Use a SQL database or Excel spreadsheet to track ways to teach kids how to do things the old-fashioned way. |
The world today is moving too fast and the first ones to suffer from it are our children. They spend their time in front of a screen instead of learning from their parents. They are on their phones, or tablets, or TVs, or YouTube. There isn’t enough personal time spent communicating with other humans. I read all about this the other day as I ate some chips for supper with my kids in the living room while streaming their favorite show.
Or it was my favorite show. But we were eating chips. In the overstuffed chair. I think it was their favorite show because I was reading that article, and not looking at the TV screen. But they were kettle chips. Vinegar and dill, my favorite. And I was in the chair. They were on the couch. Or floor or something
Anyway, it, the article not the TV, said that parents need to sit down to dinner with their kids, which was why I had the kids bring their sandwiches, or chips, or whatever from their room and eat with me as a family. It’s smart. Has wifi. The TV, I mean. Not the article. So you can stream on demand. And there is demand, let me tell you. With my smart phone, and my smart lights that i can dim with an app, and my smart water heater that i can get alerts from, or adjust the temperature from an app. That’s how I had my show on it. The TV, not the water heater.
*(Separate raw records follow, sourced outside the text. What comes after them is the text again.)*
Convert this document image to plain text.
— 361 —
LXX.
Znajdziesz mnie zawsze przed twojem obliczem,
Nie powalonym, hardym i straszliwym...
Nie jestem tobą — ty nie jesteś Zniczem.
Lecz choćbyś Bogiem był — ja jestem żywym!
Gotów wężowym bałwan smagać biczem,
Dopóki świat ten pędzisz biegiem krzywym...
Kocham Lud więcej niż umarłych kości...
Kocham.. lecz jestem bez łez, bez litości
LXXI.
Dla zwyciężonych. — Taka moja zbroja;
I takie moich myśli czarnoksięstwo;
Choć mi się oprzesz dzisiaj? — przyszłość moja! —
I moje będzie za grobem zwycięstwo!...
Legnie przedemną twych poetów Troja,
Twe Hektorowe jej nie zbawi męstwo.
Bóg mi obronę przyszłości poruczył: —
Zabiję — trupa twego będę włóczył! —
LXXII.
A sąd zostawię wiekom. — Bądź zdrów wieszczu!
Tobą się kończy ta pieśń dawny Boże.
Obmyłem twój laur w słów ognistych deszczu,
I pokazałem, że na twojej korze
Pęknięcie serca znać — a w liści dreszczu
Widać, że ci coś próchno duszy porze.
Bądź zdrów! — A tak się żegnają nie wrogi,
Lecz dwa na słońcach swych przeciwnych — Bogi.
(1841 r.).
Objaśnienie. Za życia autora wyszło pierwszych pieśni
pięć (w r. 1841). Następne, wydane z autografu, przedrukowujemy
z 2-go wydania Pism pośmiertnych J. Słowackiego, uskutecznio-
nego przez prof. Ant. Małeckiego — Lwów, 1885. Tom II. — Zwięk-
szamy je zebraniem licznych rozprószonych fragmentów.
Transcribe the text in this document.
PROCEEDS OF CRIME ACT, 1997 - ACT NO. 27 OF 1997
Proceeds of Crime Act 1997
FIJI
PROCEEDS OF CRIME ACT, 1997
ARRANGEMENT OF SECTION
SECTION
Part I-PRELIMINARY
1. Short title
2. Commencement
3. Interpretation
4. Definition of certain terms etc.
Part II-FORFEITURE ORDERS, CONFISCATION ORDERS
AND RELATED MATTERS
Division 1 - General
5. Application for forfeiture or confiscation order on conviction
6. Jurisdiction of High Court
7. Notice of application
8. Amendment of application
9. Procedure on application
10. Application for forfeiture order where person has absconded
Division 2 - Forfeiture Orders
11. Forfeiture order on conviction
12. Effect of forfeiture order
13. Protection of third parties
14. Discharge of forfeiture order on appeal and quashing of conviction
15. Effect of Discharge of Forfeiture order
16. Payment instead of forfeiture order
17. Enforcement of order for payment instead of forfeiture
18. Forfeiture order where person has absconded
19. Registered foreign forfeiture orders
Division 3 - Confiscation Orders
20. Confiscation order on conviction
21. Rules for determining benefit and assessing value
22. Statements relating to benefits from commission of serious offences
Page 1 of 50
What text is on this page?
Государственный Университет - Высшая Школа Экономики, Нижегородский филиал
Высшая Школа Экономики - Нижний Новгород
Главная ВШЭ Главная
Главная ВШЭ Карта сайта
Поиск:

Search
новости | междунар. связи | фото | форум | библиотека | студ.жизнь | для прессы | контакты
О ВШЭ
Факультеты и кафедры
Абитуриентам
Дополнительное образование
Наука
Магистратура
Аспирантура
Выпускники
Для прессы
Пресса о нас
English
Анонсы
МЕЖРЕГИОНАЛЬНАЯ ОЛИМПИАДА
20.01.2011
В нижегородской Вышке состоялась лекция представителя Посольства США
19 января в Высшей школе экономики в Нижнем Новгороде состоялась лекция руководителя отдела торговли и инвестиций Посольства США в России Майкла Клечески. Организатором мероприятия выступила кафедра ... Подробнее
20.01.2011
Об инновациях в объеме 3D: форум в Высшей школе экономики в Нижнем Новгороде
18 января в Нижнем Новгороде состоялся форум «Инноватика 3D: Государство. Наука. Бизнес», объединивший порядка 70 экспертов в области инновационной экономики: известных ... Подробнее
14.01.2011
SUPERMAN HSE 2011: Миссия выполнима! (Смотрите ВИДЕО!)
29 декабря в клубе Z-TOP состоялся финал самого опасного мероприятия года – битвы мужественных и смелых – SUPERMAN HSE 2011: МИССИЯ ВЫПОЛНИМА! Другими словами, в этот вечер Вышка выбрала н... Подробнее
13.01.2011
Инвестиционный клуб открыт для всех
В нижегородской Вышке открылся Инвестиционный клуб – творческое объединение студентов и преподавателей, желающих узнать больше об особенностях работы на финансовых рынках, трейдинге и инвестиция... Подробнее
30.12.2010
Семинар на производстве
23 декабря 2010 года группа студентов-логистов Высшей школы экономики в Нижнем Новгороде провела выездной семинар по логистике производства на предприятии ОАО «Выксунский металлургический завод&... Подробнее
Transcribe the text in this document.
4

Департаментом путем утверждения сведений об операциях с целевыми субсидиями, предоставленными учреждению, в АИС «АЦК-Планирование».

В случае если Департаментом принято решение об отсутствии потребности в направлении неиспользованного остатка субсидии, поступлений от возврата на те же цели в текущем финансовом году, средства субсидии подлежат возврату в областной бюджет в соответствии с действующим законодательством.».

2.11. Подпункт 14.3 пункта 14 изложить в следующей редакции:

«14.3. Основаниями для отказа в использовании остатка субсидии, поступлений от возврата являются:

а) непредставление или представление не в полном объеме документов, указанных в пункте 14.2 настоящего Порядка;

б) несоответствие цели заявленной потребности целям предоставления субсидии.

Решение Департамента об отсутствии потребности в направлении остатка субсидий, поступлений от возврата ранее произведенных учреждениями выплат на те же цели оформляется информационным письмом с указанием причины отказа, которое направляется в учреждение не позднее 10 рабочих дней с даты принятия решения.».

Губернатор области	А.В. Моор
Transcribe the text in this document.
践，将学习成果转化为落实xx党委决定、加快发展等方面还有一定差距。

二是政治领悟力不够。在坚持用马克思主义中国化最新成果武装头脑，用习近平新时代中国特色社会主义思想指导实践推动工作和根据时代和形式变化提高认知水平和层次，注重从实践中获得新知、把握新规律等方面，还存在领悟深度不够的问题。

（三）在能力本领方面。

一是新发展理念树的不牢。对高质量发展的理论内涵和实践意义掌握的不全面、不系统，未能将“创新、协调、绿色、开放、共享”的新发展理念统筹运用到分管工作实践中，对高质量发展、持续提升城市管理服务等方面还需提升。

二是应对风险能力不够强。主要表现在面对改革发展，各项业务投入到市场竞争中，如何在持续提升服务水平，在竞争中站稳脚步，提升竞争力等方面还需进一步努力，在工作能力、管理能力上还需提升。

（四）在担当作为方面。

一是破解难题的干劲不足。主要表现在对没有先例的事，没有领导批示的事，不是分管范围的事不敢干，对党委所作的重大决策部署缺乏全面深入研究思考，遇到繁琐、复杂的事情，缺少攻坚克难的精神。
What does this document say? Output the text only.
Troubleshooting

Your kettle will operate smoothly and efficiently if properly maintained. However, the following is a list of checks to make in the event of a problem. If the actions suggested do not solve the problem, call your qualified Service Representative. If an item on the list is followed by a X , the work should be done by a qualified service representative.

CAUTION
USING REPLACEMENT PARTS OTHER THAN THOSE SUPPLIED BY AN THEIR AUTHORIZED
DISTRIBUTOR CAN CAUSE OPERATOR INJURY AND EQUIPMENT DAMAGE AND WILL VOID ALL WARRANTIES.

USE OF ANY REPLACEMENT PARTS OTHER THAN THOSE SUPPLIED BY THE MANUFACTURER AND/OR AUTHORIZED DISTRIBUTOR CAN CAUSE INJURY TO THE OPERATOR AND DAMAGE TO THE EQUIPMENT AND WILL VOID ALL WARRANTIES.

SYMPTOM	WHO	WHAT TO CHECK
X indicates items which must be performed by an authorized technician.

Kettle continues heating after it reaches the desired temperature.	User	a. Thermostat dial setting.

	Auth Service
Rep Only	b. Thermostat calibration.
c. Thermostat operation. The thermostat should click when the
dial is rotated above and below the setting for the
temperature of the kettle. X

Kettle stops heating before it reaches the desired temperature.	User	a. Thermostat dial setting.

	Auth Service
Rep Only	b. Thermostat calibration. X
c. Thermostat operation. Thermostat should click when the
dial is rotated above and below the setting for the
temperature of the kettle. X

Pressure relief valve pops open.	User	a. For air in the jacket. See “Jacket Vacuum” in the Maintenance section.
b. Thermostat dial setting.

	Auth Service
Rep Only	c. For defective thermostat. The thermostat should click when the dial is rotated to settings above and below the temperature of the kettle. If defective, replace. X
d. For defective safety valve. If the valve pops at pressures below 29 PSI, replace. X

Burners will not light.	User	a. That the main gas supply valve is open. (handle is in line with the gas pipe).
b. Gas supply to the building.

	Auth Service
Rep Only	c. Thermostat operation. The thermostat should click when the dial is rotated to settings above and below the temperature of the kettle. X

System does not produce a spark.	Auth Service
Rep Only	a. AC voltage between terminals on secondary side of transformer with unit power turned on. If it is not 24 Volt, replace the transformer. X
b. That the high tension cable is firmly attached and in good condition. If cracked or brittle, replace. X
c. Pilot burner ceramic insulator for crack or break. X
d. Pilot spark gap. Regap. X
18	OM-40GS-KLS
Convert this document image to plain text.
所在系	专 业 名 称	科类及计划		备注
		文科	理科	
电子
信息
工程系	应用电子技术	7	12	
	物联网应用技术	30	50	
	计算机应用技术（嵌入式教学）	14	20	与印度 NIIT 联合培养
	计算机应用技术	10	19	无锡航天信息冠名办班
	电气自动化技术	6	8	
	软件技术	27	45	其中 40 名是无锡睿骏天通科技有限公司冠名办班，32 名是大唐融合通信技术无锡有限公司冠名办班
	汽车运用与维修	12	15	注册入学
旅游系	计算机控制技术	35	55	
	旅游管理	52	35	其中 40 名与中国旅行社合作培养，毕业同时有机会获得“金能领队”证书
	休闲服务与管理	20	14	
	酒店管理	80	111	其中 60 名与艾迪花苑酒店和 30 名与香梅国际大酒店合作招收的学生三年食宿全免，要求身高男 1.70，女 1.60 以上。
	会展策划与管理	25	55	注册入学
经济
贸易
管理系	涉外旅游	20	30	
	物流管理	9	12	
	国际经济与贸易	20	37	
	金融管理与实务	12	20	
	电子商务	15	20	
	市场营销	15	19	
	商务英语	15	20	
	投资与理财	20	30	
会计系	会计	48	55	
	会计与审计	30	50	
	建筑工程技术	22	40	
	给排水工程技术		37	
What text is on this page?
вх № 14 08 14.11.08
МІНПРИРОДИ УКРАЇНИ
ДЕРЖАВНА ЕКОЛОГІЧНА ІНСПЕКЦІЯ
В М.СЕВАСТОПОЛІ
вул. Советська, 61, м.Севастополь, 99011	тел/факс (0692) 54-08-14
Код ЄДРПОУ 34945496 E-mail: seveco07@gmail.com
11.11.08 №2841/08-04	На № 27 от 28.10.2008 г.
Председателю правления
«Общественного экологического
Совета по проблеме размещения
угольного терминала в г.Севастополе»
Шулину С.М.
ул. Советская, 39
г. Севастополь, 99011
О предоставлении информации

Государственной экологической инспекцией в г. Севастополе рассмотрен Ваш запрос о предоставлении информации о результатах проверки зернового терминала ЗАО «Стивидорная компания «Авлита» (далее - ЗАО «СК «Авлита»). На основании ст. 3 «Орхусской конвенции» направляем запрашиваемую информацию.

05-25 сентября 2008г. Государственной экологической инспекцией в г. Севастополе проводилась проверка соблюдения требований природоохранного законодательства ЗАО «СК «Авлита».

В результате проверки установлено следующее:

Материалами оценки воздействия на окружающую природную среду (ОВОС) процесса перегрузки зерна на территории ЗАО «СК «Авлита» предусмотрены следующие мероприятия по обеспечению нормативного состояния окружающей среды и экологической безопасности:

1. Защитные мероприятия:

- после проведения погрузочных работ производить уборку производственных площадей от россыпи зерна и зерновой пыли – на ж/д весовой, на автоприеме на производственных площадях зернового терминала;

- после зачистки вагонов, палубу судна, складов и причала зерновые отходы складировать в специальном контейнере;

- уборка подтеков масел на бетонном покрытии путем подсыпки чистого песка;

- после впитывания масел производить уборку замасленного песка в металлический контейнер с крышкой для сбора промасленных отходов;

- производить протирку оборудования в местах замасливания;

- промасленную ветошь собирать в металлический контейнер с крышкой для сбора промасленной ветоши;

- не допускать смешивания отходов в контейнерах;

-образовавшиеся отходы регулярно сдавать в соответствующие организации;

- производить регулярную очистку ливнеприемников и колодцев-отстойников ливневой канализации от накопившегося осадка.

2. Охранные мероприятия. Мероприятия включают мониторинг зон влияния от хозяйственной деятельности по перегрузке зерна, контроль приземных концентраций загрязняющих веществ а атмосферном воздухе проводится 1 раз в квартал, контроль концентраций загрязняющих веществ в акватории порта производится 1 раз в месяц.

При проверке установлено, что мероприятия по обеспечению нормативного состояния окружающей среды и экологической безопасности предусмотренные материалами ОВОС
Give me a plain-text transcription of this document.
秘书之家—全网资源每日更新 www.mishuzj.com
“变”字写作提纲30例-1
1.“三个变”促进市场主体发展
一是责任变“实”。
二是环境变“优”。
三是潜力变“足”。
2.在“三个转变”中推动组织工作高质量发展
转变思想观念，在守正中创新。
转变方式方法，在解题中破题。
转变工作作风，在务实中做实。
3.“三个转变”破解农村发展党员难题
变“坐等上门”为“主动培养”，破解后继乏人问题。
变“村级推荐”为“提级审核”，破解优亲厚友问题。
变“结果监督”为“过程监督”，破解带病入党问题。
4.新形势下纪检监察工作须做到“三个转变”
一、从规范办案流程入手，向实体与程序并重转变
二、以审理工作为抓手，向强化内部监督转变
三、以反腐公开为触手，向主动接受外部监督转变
But it said that kids are missing out on fundamentals that we learned as kids due to the fact that our parents talked to us, but we don’t do the same for our children. So when I was wiping the chip grease off my fingers, I noticed their show was on a commercial, that really weird one with the luxury Car that turns out to be about healthcare, even though riding around in the car isn’t really healthy, but whatever, and I told my kids that when I was young, we had to watch commercials, we couldn’t just fast forward. They asked what I meant, because they had to watch the commercials too since the streaming service wouldn’t let us skip them. But then we could record on VHS so we could fast forward past them, but I didn’t tell them because my show was back on.
Anyway, when their show went off I took them out to my truck and told them that it used to be when you locked your doors, you had to hold the handle up, or the lock popped back up when you shut the door. And if you heard a honk, that meant someone was mad, or going to wreck, or wanted to tell you hi, not just someone locking their doors. I taught them to hold the handle up when they lock the doors, but all they did was complain that the handle pulled outward from the door and you can’t pull the handle out while pushing it closed. I think that all the screens just clog their minds so they don’t understand old school parenting.
I still make them look and wave whenever someone locks their door. Some things never change.